NEW YORK – The population of Vanuatu was shaped by the influx of three groups with differing ancestral backgrounds, a new genetic study has found.
Vanuatu is an archipelago of dozens of islands that stretches for more than 620 miles in the South Pacific Ocean, where it has formed a key link between the Solomon Islands and New Caledonia. Humans settled in the region beginning about 3,000 years ago.
By analyzing ancient DNA isolated from bone or tooth samples of individuals who lived in various regions of Vanuatu during different eras, researchers led by Harvard Medical School's David Reich began to piece together the ancestry components that arrived with each wave of migration. As they reported in Current Biology on Thursday, the researchers found that the first wave of migrants during the Lapita period likely came from a source with East Asian ancestry, while a second wave of people arriving largely had Papuan ancestry. A third wave then came from a population with mostly Polynesian ancestry.
"Our results outline three distinct periods of population transformations," Reich and his colleagues wrote in their paper.
The researchers generated genome-wide data for 11 ancient individuals from the island of Efate in central Vanuatu. Five were from Chief Roi Mata's Domain, a World Heritage Site consisting of three locations on Efate, Lelepa, and Artok. The researchers analyzed their new samples in combination with 26 previously published samples from Ni-Vanuatu individuals, eight other Oceanians, and a set of diverse present-day samples.

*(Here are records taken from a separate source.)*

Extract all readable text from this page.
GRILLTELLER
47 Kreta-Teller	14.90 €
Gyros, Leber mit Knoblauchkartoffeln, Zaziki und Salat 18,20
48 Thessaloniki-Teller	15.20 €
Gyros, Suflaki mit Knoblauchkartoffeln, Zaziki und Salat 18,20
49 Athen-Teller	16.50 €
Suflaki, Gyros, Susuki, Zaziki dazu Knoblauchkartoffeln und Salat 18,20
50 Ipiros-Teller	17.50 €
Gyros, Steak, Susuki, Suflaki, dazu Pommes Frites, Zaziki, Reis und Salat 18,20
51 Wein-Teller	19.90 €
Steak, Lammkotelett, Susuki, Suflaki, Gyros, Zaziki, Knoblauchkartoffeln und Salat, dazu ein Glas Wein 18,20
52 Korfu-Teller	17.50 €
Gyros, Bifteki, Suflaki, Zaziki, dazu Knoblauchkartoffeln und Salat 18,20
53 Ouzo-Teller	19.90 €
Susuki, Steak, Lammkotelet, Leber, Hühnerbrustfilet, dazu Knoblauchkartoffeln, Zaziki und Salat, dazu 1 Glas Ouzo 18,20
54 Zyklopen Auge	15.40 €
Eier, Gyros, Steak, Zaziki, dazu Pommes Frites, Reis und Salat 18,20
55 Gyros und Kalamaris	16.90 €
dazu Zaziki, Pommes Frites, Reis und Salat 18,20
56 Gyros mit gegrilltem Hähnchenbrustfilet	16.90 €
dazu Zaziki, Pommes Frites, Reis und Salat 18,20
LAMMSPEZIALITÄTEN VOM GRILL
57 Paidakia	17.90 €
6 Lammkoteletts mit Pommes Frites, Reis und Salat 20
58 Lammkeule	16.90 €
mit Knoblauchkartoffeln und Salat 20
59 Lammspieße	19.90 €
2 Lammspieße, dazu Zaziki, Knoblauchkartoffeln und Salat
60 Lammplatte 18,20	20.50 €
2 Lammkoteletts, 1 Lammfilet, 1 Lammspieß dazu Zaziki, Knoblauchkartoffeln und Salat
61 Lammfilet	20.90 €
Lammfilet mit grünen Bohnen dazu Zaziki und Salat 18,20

A principal components analysis largely separated the populations based on their proportion of First Remote Oceanian ancestry and on their similarity to either Solomon Island or New Guinea populations. The ancient individuals broadly overlapped in their ancestry with modern inhabitants of the same islands, though some older individuals exhibited a higher level of First Remote Oceanian ancestry.
Based on their population genetic analyses, the researchers found that the 12 individuals from the Lapita cultural complex, including four newly analyzed samples, had nearly entirely First Remote Oceanian-related ancestry. These samples dated back to between 3,000 and 2,500 years ago.
The source of the First Remote Oceanian-related ancestry is a population related to East and Southeast Asians. The researchers noted that while future analysis of additional samples could uncover greater genetic diversity from this period, their findings support the idea that the first people of Remote Oceania descended from a population related to East and Southeast Asians and spread the Lapita cultural complex.
Then about 2,500 years ago, a shift in genetic ancestry occurred, as a smaller proportion of First Remote Oceanian-related ancestry was found among post-Lapita samples. Instead, the researchers noted an influx of Papuan ancestry. Its source in Vanuatu, beginning 2,500 years ago and continuing to the present, is largely the same and is likely to be the island of New Britain and not the closer Solomon Islands, they reported.
The researchers suggested, based on both archeological and genetic findings, that this second migration event was largely a continuation of the first one from late-Lapita times but involved migrants with different ancestry.
Based on their analysis of samples from Chief Roi Mata's Domain from about 1600 AD, a third wave then brought in Polynesian-related ancestry as well as additional First Remote Oceanian-related ancestry. Additionally, present-day communities in central, though not southern, Vanuatu appear related to the Chief Roi Mata's Domain individuals, suggesting differing sources of Polynesian influence throughout Vanuatu.
"Thus, although the ancestry of present-day Ni-Vanuatu groups can largely be traced to the early human history of the archipelago, later migrations — in particular of Polynesians — have also contributed to the genetic diversity of Vanuatu today," the researchers wrote in their paper.